Ventura diz que direita está "completamente de rastos" e acusa Rangel de ser "o mais frouxo"

Líder do Chega procurou capitalizar com as divisões internas no PSD e CDS durante o IV Congresso do seu partido

DN/Lusa

O líder do Chega considerou esta sexta-feira que "a direita está completamente de rastos", procurando capitalizar com as divisões internas no PSD e CDS, e antecipou que Paulo Rangel poderá ser "o líder mais frouxo" da história social-democrata.

Na abertura do IV Congresso do Chega, André Ventura fez um discurso de campanha eleitoral em que procurou capitalizar com as divisões internas no PSD e CDS, afirmando que o seu partido atravessa um "momento histórico" e que a "direita está completamente de rastos".

Abordando a luta interna do PSD, André Ventura acusou o líder social-democrata, Rui Rio, de "andar a fazer gala pelo país inteiro a dizer que, se for preciso, governa com o PS".

"Durante quatro anos, Rui Rio disse que o PS não servia para Portugal, apresentou-se como um candidato da alternativa a António Costa. (...) Agora, diz que está disposto a negociar e a viabilizar um Governo do PS. Se isto não é querer um tacho qualquer, eu já não sei o que é querer um tacho", indicou.

Quanto a Paulo Rangel, adversário de Rio nas eleições diretas para a presidência dos sociais-democratas que decorrem no sábado, Ventura salientou que, se for eleito líder social-democrata, será "o líder mais frouxo que o PSD já teve alguma vez na sua história".

"É frouxo na forma de fazer política, incapaz de lidar com os problemas cara a cara, incapaz de ter uma palavra dura para com o sistema, de lidar com os problemas sem ser politicamente correto, de fazer um bocadinho diferente daquilo que foi feito nos últimos 40 e tal anos.
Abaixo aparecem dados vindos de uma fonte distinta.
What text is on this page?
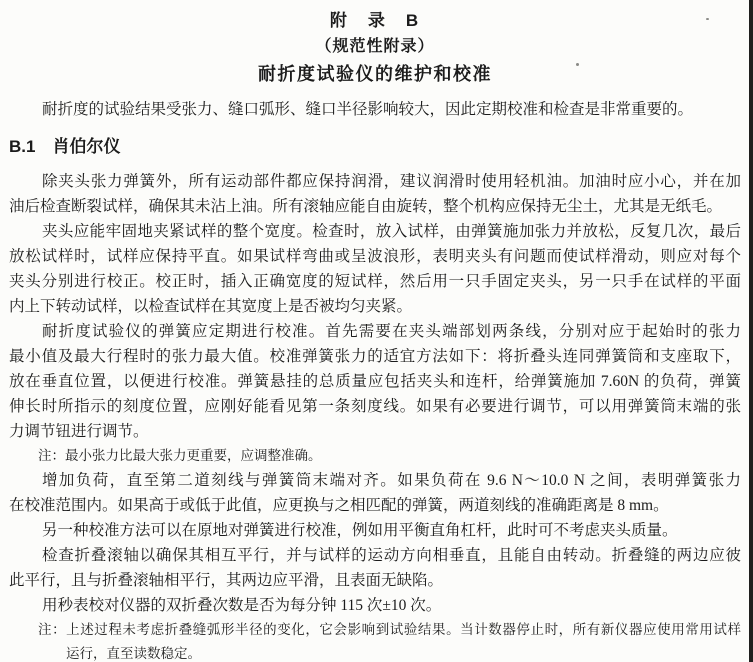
附　录　B
（规范性附录）
耐折度试验仪的维护和校准
耐折度的试验结果受张力、缝口弧形、缝口半径影响较大，因此定期校准和检查是非常重要的。
B.1 肖伯尔仪
除夹头张力弹簧外，所有运动部件都应保持润滑，建议润滑时使用轻机油。加油时应小心，并在加
油后检查断裂试样，确保其未沾上油。所有滚轴应能自由旋转，整个机构应保持无尘土，尤其是无纸毛。
夹头应能牢固地夹紧试样的整个宽度。检查时，放入试样，由弹簧施加张力并放松，反复几次，最后
放松试样时，试样应保持平直。如果试样弯曲或呈波浪形，表明夹头有问题而使试样滑动，则应对每个
夹头分别进行校正。校正时，插入正确宽度的短试样，然后用一只手固定夹头，另一只手在试样的平面
内上下转动试样，以检查试样在其宽度上是否被均匀夹紧。
耐折度试验仪的弹簧应定期进行校准。首先需要在夹头端部划两条线，分别对应于起始时的张力
最小值及最大行程时的张力最大值。校准弹簧张力的适宜方法如下：将折叠头连同弹簧筒和支座取下，
放在垂直位置，以便进行校准。弹簧悬挂的总质量应包括夹头和连杆，给弹簧施加 7.60N 的负荷，弹簧
伸长时所指示的刻度位置，应刚好能看见第一条刻度线。如果有必要进行调节，可以用弹簧筒末端的张
力调节钮进行调节。
注：最小张力比最大张力更重要，应调整准确。
增加负荷，直至第二道刻线与弹簧筒末端对齐。如果负荷在 9.6 N～10.0 N 之间，表明弹簧张力
在校准范围内。如果高于或低于此值，应更换与之相匹配的弹簧，两道刻线的准确距离是 8 mm。
另一种校准方法可以在原地对弹簧进行校准，例如用平衡直角杠杆，此时可不考虑夹头质量。
检查折叠滚轴以确保其相互平行，并与试样的运动方向相垂直，且能自由转动。折叠缝的两边应彼
此平行，且与折叠滚轴相平行，其两边应平滑，且表面无缺陷。
用秒表校对仪器的双折叠次数是否为每分钟 115 次±10 次。
注：上述过程未考虑折叠缝弧形半径的变化，它会影响到试验结果。当计数器停止时，所有新仪器应使用常用试样
运行，直至读数稳定。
Paulo Rangel será o maior desastre", frisou.

O líder do Chega abordou ainda a situação no CDS-PP, acusando o seu líder, Francisco Rodrigues dos Santos, de se ter colocado "atrás de muros com medo de ir a eleições", mantendo uma atitude que qualificou como "daqui eu não saio, daqui ninguém me tira".

"O CDS desapareceu, mas isso não nos deve necessariamente deixar alegres, significa que temos que ir buscar esses votos e essas pessoas, significa que há uma grande parte do eleitorado que precisa de uma nova voz e que não os podemos deixar fugir para os partidos do sistema", frisou.

Perante este cenário, o líder do Chega apelou assim ao voto no seu partido nas próximas eleições legislativas, que irão decorrer a 30 de janeiro.

"Vêm-nos dizer que só há duas alternativas: PS ou PSD. Não, nós temos que ser essa alternativa a António Costa, é a nós que cabe essa tarefa", indicou.